Parlare di IMU è spesso sinonimo di confusione. Alcuni pensano che basti avere la residenza, altri credono che un legame di sangue con chi abita l’immobile basti per ottenere l’esenzione. In realtà, la normativa non lascia troppo spazio all’interpretazione: o ci sono i requisiti, o si paga.
In linea generale, la prima casa, cioè l’abitazione principale, è esente dall’IMU solo se chi la possiede soddisfa due condizioni contemporaneamente: deve avere la residenza anagrafica e deve vivere stabilmente nell’immobile, cioè avervi la dimora abituale. Sono due facce della stessa medaglia, e devono riguardare la stessa persona. Se manca anche solo uno di questi elementi, l’esenzione salta.
Poi ci sono i casi particolari, come quello delle abitazioni concesse in comodato gratuito a genitori o figli. Qui la legge consente uno sconto del 50% sulla base imponibile IMU, a patto che il contratto sia registrato, il proprietario risieda nello stesso Comune e non possieda altri immobili in Italia (esclusa la prima casa). Anche in questo caso, dunque, non si parla di esenzione totale, ma solo di riduzione parziale.
Quando però la casa è co-intestata, la situazione diventa più delicata. È questo il cuore del problema affrontato dalla Cassazione con l’ordinanza n. 9430 del 2025. La questione era semplice solo in apparenza: due fratelli erano comproprietari al 50% di un’abitazione. Uno dei due ci viveva con la propria famiglia, con tanto di residenza e utilizzo quotidiano dell’immobile. L’altro viveva altrove.
Il fratello non residente riteneva di non dover pagare nulla, sostenendo che la casa fosse comunque usata come abitazione principale e che l’uso da parte del fratello residente fosse da considerare “comune”. Ma la Cassazione ha detto no. L’esenzione IMU, ha spiegato, è un beneficio personale. Si applica solo alla quota del comproprietario che risiede e vive stabilmente nella casa. L’altro, pur non beneficiando dell’uso dell’immobile, deve pagare l’IMU sulla sua metà, perché per il fisco quella è una seconda casa.

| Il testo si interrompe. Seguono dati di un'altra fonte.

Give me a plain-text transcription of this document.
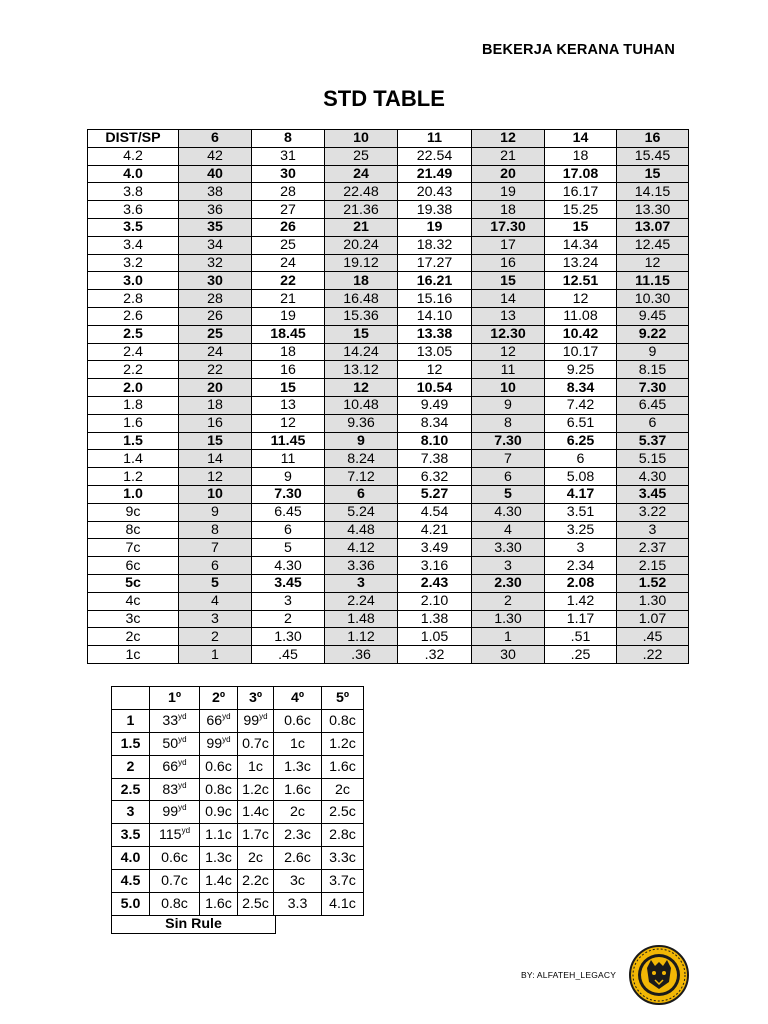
BEKERJA KERANA TUHAN
STD TABLE
DIST/SP	6	8	10	11	12	14	16
4.2	42	31	25	22.54	21	18	15.45
4.0	40	30	24	21.49	20	17.08	15
3.8	38	28	22.48	20.43	19	16.17	14.15
3.6	36	27	21.36	19.38	18	15.25	13.30
3.5	35	26	21	19	17.30	15	13.07
3.4	34	25	20.24	18.32	17	14.34	12.45
3.2	32	24	19.12	17.27	16	13.24	12
3.0	30	22	18	16.21	15	12.51	11.15
2.8	28	21	16.48	15.16	14	12	10.30
2.6	26	19	15.36	14.10	13	11.08	9.45
2.5	25	18.45	15	13.38	12.30	10.42	9.22
2.4	24	18	14.24	13.05	12	10.17	9
2.2	22	16	13.12	12	11	9.25	8.15
2.0	20	15	12	10.54	10	8.34	7.30
1.8	18	13	10.48	9.49	9	7.42	6.45
1.6	16	12	9.36	8.34	8	6.51	6
1.5	15	11.45	9	8.10	7.30	6.25	5.37
1.4	14	11	8.24	7.38	7	6	5.15
1.2	12	9	7.12	6.32	6	5.08	4.30
1.0	10	7.30	6	5.27	5	4.17	3.45
9c	9	6.45	5.24	4.54	4.30	3.51	3.22
8c	8	6	4.48	4.21	4	3.25	3
7c	7	5	4.12	3.49	3.30	3	2.37
6c	6	4.30	3.36	3.16	3	2.34	2.15
5c	5	3.45	3	2.43	2.30	2.08	1.52
4c	4	3	2.24	2.10	2	1.42	1.30
3c	3	2	1.48	1.38	1.30	1.17	1.07
2c	2	1.30	1.12	1.05	1	.51	.45
1c	1	.45	.36	.32	30	.25	.22
	1º	2º	3º	4º	5º
1	$33^{yd}$	$66^{yd}$	$99^{yd}$	0.6c	0.8c
1.5	$50^{yd}$	$99^{yd}$	0.7c	1c	1.2c
2	$66^{yd}$	0.6c	1c	1.3c	1.6c
2.5	$83^{yd}$	0.8c	1.2c	1.6c	2c
3	$99^{yd}$	0.9c	1.4c	2c	2.5c
3.5	$115^{yd}$	1.1c	1.7c	2.3c	2.8c
4.0	0.6c	1.3c	2c	2.6c	3.3c
4.5	0.7c	1.4c	2.2c	3c	3.7c
5.0	0.8c	1.6c	2.5c	3.3	4.1c
Sin Rule
BY: ALFATEH_LEGACY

Questo principio, già espresso in altre sentenze (come la n. 24462/2022), si fonda sul fatto che le esenzioni fiscali, in quanto eccezioni, non possono essere estese a chi non rientra nei requisiti. Non basta quindi che la casa venga interamente usata da un parente per essere considerata “prima casa” per entrambi.
Una situazione apparentemente familiare e semplice può trasformarsi in un imprevisto fiscale. Forse la vera domanda da porsi è: sei davvero sicuro di conoscere le regole quando la casa è condivisa?